The shippers, in turn, are being inundated with messages from customers disputing the charges, along with return-to-sender requests as the customers refuse shipments to avoid having to pay the bills.

A representative for DHL said the firm “is committed to supporting customers through the recent tariff changes and ensuring their shipments are managed efficiently.”

“We encourage customers to take note of the shipping policies of the brands they shop with and to also remember that tariffs are payable to the U.S. government,” it said.

The Trump administration has heralded the billions in revenues the tariffs are bringing in — and in the case of the new de minimis rule, argued the change is essential to halting the flow of small-sized illicit drug packages and drug ingredients. In a statement posted the day the new de minimis rules took effect, U.S. Customs and Border Protection said the logistics industry “has already adapted to the changes with minimal interruption.”

“This change has been months in the making, and we are fully prepared to implement it,” said Susan S. Thomas, acting executive assistant commissioner for CBP’s Office of Trade. “Foreign carriers and postal operators were given clear timelines, detailed guidance, and multiple options to comply. The only thing ending on August 29 is the pathway that has been used by criminals to exploit America’s borders.”

Baker said foreign merchants are obligated to provide information to the shipper about the classification of the item, which is key to the tariff calculation — but from a regulatory perspective, the customer, as the importer of record, is ultimately responsible for the accuracy of that information.

But many people are still getting caught off guard.

After receiving a tariff bill for $620 on a $300 aluminum computer case from Sweden, Robert Wang decided to turn the shipment away.

A software engineer in the San Francisco Bay Area, Wang said he placed his order Aug. 22 with Louqe, a high-end Swedish merchant. More than a week later, he received notice from UPS about the bill.

“Confusion transitioned into a late-night panic,” Wang said, as he frantically researched the situation. Eventually UPS confirmed he’d been charged the 200% tariff Trump has slapped on certain aluminum goods.

Wang said he tried to reach out to Louqe about the charge, but did not hear back.
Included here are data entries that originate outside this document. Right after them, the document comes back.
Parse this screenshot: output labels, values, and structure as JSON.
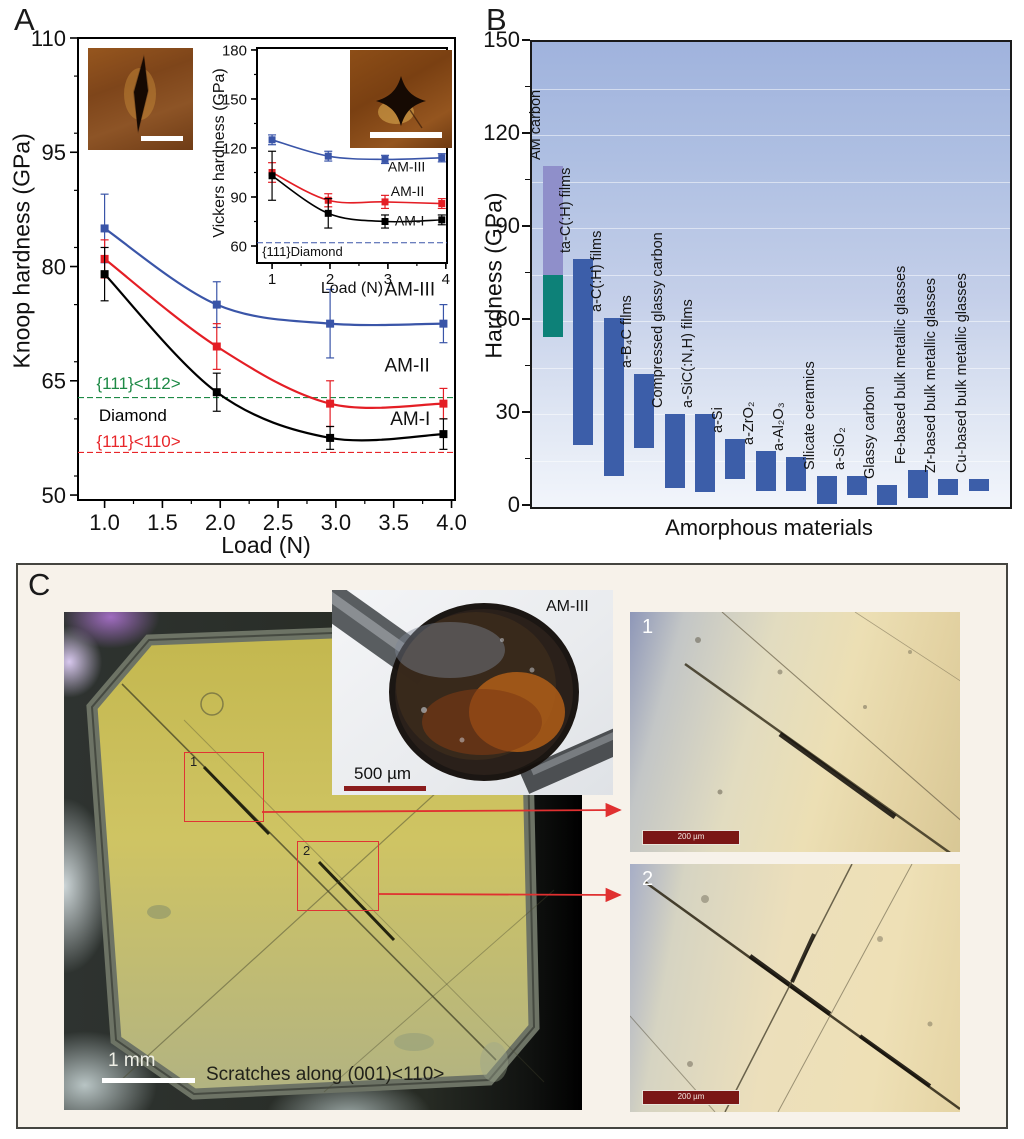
{
  "panels": {
    "a": {
      "label": "A"
    },
    "b": {
      "label": "B"
    },
    "c": {
      "label": "C"
    }
  },
  "panel_c": {
    "inset_label": "AM-III",
    "inset_scale_label": "500 µm",
    "box1_label": "1",
    "box2_label": "2",
    "img1_label": "1",
    "img2_label": "2",
    "img1_scale_label": "200 µm",
    "img2_scale_label": "200 µm",
    "sample_scale_label": "1 mm",
    "scratches_caption": "Scratches along (001)<110>"
  },
  "chart_data": [
    {
      "id": "knoop",
      "type": "line",
      "title": "",
      "xlabel": "Load (N)",
      "ylabel": "Knoop hardness (GPa)",
      "xlim": [
        0.77,
        4.03
      ],
      "ylim": [
        49.35,
        110
      ],
      "xticks": [
        1.0,
        1.5,
        2.0,
        2.5,
        3.0,
        3.5,
        4.0
      ],
      "yticks": [
        50,
        65,
        80,
        95,
        110
      ],
      "grid": false,
      "x": [
        1.0,
        1.97,
        2.95,
        3.93
      ],
      "series": [
        {
          "name": "AM-III",
          "color": "#3a55a8",
          "values": [
            85,
            75,
            72.5,
            72.5
          ],
          "err": [
            4.5,
            3,
            4.5,
            2.5
          ],
          "label_xy": [
            3.42,
            76.2
          ]
        },
        {
          "name": "AM-II",
          "color": "#e41e25",
          "values": [
            81,
            69.5,
            62,
            62
          ],
          "err": [
            2.5,
            3,
            3,
            2
          ],
          "label_xy": [
            3.42,
            66.2
          ]
        },
        {
          "name": "AM-I",
          "color": "#000000",
          "values": [
            79,
            63.5,
            57.5,
            58
          ],
          "err": [
            3.5,
            2.5,
            1.5,
            2
          ],
          "label_xy": [
            3.47,
            59.2
          ]
        }
      ],
      "reflines": [
        {
          "value": 62.8,
          "color": "#1e8a46"
        },
        {
          "value": 55.6,
          "color": "#e8262a"
        }
      ],
      "annotations": [
        {
          "text": "{111}<112>",
          "xy": [
            0.93,
            63.9
          ],
          "color": "#1e8a46",
          "size": 17
        },
        {
          "text": "Diamond",
          "xy": [
            0.95,
            59.7
          ],
          "color": "#000000",
          "size": 17
        },
        {
          "text": "{111}<110>",
          "xy": [
            0.93,
            56.3
          ],
          "color": "#e8262a",
          "size": 17
        }
      ]
    },
    {
      "id": "vickers",
      "type": "line",
      "title": "",
      "xlabel": "Load (N)",
      "ylabel": "Vickers hardness (GPa)",
      "xlim": [
        0.74,
        4.02
      ],
      "ylim": [
        49.6,
        181.2
      ],
      "xticks": [
        1,
        2,
        3,
        4
      ],
      "yticks": [
        60,
        90,
        120,
        150,
        180
      ],
      "grid": false,
      "x": [
        1.0,
        1.97,
        2.95,
        3.93
      ],
      "series": [
        {
          "name": "AM-III",
          "color": "#3a55a8",
          "values": [
            125,
            115,
            113,
            114
          ],
          "err": [
            3,
            3,
            2.5,
            2.5
          ],
          "label_xy": [
            3.0,
            105.5
          ]
        },
        {
          "name": "AM-II",
          "color": "#e41e25",
          "values": [
            105,
            88,
            87,
            86
          ],
          "err": [
            6,
            4,
            4,
            3
          ],
          "label_xy": [
            3.05,
            90.5
          ]
        },
        {
          "name": "AM-I",
          "color": "#000000",
          "values": [
            103,
            80,
            75,
            76
          ],
          "err": [
            15,
            9,
            4,
            3
          ],
          "label_xy": [
            3.12,
            72.5
          ]
        }
      ],
      "reflines": [
        {
          "value": 62,
          "color": "#3a55a8"
        }
      ],
      "annotations": [
        {
          "text": "{111}Diamond",
          "xy": [
            0.83,
            53.8
          ],
          "color": "#111111",
          "size": 13
        }
      ]
    },
    {
      "id": "amorphous",
      "type": "bar",
      "title": "",
      "xlabel": "Amorphous materials",
      "ylabel": "Hardness (GPa)",
      "ylim": [
        0,
        150
      ],
      "yticks": [
        0,
        30,
        60,
        90,
        120,
        150
      ],
      "grid_interval": 15,
      "bar_color": "#3c5ea9",
      "bars": [
        {
          "label": "AM carbon",
          "segments": [
            {
              "from": 75,
              "to": 110,
              "color": "#8f8fca"
            },
            {
              "from": 55,
              "to": 75,
              "color": "#0d8178"
            }
          ]
        },
        {
          "label": "ta-C(:H) films",
          "from": 20,
          "to": 80
        },
        {
          "label": "a-C(:H) films",
          "from": 10,
          "to": 61
        },
        {
          "label": "a-B₄C films",
          "from": 19,
          "to": 43
        },
        {
          "label": "Compressed glassy carbon",
          "from": 6,
          "to": 30
        },
        {
          "label": "a-SiC(:N,H) films",
          "from": 5,
          "to": 30
        },
        {
          "label": "a-Si",
          "from": 9,
          "to": 22
        },
        {
          "label": "a-ZrO₂",
          "from": 5,
          "to": 18
        },
        {
          "label": "a-Al₂O₃",
          "from": 5,
          "to": 16
        },
        {
          "label": "Silicate ceramics",
          "from": 1,
          "to": 10
        },
        {
          "label": "a-SiO₂",
          "from": 4,
          "to": 10
        },
        {
          "label": "Glassy carbon",
          "from": 0.5,
          "to": 7
        },
        {
          "label": "Fe-based bulk metallic glasses",
          "from": 3,
          "to": 12
        },
        {
          "label": "Zr-based bulk metallic glasses",
          "from": 4,
          "to": 9
        },
        {
          "label": "Cu-based bulk metallic glasses",
          "from": 5,
          "to": 9
        }
      ]
    }
  ]
}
The company did not respond to a request for comment from NBC News.

Baker said many foreign businesses that rely on U.S. customers now face the dilemma of eating the tariff cost — assuming they are properly accounting for it in the first place — or passing it on to their customers, which could scare off business. Many merchants abroad have posted to social media to alert U.S. customers that they are suspending shipments there.

Some U.S. small businesses are also paying a price. A day after receiving a shipment from Spain for handbags he said were worth about $600, Herm Narciso said he and his wife, who run a brick-and-mortar shop in Dunedin, Florida, that resells goods from Europe, got a tariff invoice for $1,041.44 from DHL.

“We can’t understand how it’s possible to assess us with that level of tariffs,” Narciso said.

They said that they plan to file a dispute, but that the response could take two to four weeks. Narciso is worried their shop won’t survive the recent changes if they start getting similar bills going forward.

“This last quarter is probably going to tank us,” Narciso said. “The margins on this type of business are slim to begin with.”

He added: “It just doesn’t feel like the American way to me.”